When I was at school I shared a room with a lovely girl called Sidney, though I’m sure that can’t have been her real name. She was a rather timid little thing – terribly earnest and quite determined that she was one day going to be a Famous Mathematician. Little Sidney’s problem was that she used to sleepwalk. I’d wake in the middle of the night and hear her pottering about the place. The first time she did it I thought she was just getting up to go to the loo, but after a couple of minutes I realised she was still footling around, so I turned the light on and found her on the floor, rooting about under the bed.
She was always at it – wandering up and down and banging into things. Or scratching at the walls, like some restless soul. Sometimes she’d chatter away to herself while she was in mid-sleepwalk. I once woke to find her standing at the window with the curtains wide open, nattering away like a gibbon. Which was pretty creepy, let me tell you. And, since I used to find the whole thing rather fascinating, on this particular occasion I slipped out of bed and tiptoed over to her side. I’d learnt that whenever she went off on one of her little walkabouts it was best just to try and gently steer her back to her bed, without waking her. But this one time I crept over and I began to talk to her – these quite innocent little enquiries. To try and get her to tell me what was going on.
It sounds almost cruel, but it really was nothing but honest-to-goodness curiosity. It was as if some secret hatch had been left open. I felt like a psychic, talking to someone on the other side.
I can’t remember now what it was she was ranting on about. I sometimes wonder what became of the poor little mite. I half expect to see her picture in the paper, next to a story about her being awarded the Nobel Prize for Maths. It really wouldn’t surprise me. But I’ll never forget that sense of her wandering through the caves and caverns of her own unconscious and me briefly having this string-and-tin-can telephone, through which I imagined she could report back to me.
God only knows the state of my own unconscious mind these days – what chasms of angst and swamps of melancholia are bubbling away down there.
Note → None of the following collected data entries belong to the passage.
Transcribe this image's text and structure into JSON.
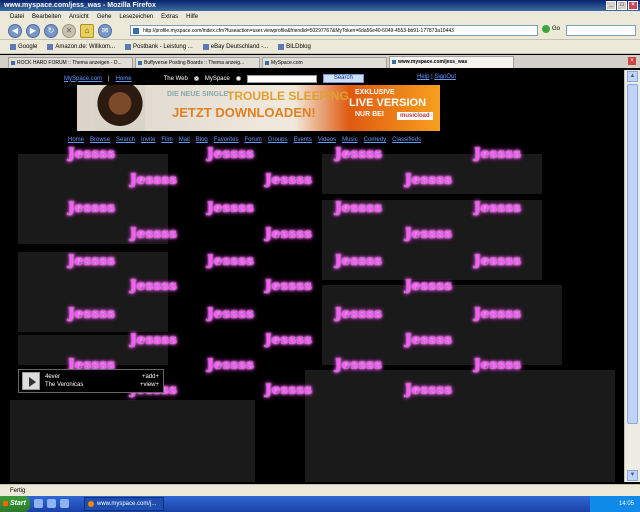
{
  "window": {
    "title": "www.myspace.com/jess_was - Mozilla Firefox",
    "controls": [
      "_",
      "□",
      "×"
    ]
  },
  "menu": [
    "Datei",
    "Bearbeiten",
    "Ansicht",
    "Gehe",
    "Lesezeichen",
    "Extras",
    "Hilfe"
  ],
  "toolbar": {
    "url": "http://profile.myspace.com/index.cfm?fuseaction=user.viewprofile&friendid=50297767&MyToken=6da56e40-6049-4553-bb91-177873a10443",
    "go_label": "Go"
  },
  "bookmarks": [
    "Google",
    "Amazon.de: Willkom...",
    "Postbank - Leistung ...",
    "eBay Deutschland -...",
    "BILDblog"
  ],
  "tabs": [
    {
      "label": "ROCK HARD FORUM :: Thema anzeigen - D...",
      "active": false
    },
    {
      "label": "Buffyverse Posting Boards :: Thema anzeig...",
      "active": false
    },
    {
      "label": "MySpace.com",
      "active": false
    },
    {
      "label": "www.myspace.com/jess_was",
      "active": true
    }
  ],
  "myspace": {
    "home_link": "MySpace.com",
    "home2": "Home",
    "web_label": "The Web",
    "myspace_label": "MySpace",
    "search_button": "Search",
    "help": "Help",
    "signout": "SignOut",
    "nav": [
      "Home",
      "Browse",
      "Search",
      "Invite",
      "Film",
      "Mail",
      "Blog",
      "Favorites",
      "Forum",
      "Groups",
      "Events",
      "Videos",
      "Music",
      "Comedy",
      "Classifieds"
    ]
  },
  "banner": {
    "line1": "DIE NEUE SINGLE",
    "line2": "TROUBLE SLEEPING",
    "line3": "JETZT DOWNLOADEN!",
    "r1": "EXKLUSIVE",
    "r2": "LIVE VERSION",
    "r3": "NUR BEI",
    "logo": "musicload"
  },
  "glitter_text": "Jessss",
  "player": {
    "song": "4ever",
    "artist": "The Veronicas",
    "add": "+add+",
    "view": "+view+"
  },
  "status": "Fertig",
  "taskbar": {
    "start": "Start",
    "item": "www.myspace.com/j...",
    "clock": "14:05"
  }
}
It must look like the bloody Somme. Or Nagasaki. And who knows if such a ravaged landscape ever really recovers. If I’ve grasped anything over the last few months it’s that grief … or mourning … or whatever you want to call it, is not a continuum. Is not an arrow on a successful company’s sales chart, rising inexorably towards the north-east. You don’t wake up each morning feeling a tiny bit better than the day before.
I fully anticipate that five years from now – or ten, or twenty, if I manage to last that long – I shall be shuffling through my garden, with a trug in one hand and a copy of Woman’s Weekly in the other and, for no discernible reason, I will be struck again by the magnitude of John’s death. And it will rip right through me and rend me asunder with just as much force as the day I first heard about it, three months ago.